Distant Shores Media is pioneering the use of the MediaWiki format for encoding Bible translations via its Door43 portal. See Publishing USFM-encoded Bible translations for mobile phones. Instantly. One of their programmers has developed an extension to the MediaWiki server (which powers Door43) called USFMtag that implements this concept. USFM-encoded Bible translations can be copied-and-pasted into any page on Door43 and the raw text is rendered in the browser as formatted text.

PMD

Adobe PageMaker Document

This is a DeskTop Publishing (DTP) program. See [3] for history & description. It has been superseded by Adobe InDesign, but some Bible Societies or translators may still be using it. We hope to post details of how to extract usable text from a PMD file.

EPUB

Electronic Publication [4]

EPUB (electronic publication) is an e-book standard, by the International Digital Publishing Forum (IDPF), which consists of three file format standards (files have the extension .epub). It supersedes the Open eBook standard. This format can be read by a number of desktop OS readers (e.g. Adobe Digital Editions and FBReader) as well as some e-book readers (e.g.
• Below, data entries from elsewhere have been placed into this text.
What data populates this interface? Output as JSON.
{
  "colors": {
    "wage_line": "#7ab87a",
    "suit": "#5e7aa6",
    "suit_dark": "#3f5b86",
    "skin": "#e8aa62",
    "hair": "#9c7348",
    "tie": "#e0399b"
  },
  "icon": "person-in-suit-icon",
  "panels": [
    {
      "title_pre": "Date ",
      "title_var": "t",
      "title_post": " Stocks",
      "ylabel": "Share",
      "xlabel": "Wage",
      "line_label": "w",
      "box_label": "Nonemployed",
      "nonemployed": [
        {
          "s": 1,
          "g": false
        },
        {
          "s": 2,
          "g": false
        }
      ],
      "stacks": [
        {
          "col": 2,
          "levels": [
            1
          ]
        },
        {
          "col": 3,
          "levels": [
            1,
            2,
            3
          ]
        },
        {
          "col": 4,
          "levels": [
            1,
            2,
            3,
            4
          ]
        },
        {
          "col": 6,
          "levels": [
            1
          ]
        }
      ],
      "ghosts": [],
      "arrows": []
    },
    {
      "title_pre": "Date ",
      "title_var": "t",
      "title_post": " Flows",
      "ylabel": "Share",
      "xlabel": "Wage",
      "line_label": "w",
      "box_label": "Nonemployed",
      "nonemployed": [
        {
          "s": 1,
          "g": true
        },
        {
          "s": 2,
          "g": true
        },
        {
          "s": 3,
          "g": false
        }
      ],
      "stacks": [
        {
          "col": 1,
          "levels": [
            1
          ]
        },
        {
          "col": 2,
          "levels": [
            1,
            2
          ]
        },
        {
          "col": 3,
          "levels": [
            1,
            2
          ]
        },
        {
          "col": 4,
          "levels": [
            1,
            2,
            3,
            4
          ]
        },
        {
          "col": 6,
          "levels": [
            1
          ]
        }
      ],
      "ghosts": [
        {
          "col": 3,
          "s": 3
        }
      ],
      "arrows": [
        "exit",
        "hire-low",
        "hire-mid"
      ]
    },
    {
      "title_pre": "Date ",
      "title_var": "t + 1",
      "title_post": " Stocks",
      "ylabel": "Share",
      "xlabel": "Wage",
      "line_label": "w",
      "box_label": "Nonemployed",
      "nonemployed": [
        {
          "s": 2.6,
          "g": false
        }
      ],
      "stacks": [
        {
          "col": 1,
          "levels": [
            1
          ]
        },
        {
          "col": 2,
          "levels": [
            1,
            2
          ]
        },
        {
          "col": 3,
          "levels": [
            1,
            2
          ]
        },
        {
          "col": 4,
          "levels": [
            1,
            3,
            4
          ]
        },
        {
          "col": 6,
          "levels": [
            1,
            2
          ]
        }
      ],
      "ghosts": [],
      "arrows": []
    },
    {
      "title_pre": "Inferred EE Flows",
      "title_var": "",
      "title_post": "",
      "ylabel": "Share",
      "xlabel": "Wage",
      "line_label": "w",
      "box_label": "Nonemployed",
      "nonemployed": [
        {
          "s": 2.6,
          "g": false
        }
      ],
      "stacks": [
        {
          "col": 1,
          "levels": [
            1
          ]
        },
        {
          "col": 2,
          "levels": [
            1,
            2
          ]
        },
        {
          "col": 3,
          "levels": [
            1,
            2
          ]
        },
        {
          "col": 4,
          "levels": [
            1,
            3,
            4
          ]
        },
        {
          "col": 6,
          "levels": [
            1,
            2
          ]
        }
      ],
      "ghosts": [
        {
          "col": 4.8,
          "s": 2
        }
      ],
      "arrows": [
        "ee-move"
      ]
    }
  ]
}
Sony Reader and the iPad).

ABW

AbiWord format

AbiWord is a multi-platform open-source word-processor. Transformation from MS Word into AbiWord format can render documents very nicely into a flat XML file which appears to be more than accessible to subsequent processing by Perl scripts or XSLT. Many other open file and save file formats are supported.

In a bash shell on a *nix desktop you can do a batch convert like this:

$ for i in `ls *.doc`; do abiword --to=abw $i; done

As with any MS Word texts, the output will vary depending on how cleanly people have used styles or not. Style names and info are transferred into AbiWord's format. But even if no proper styling was used the information on fonts, etc can likely be used for transformation purposes.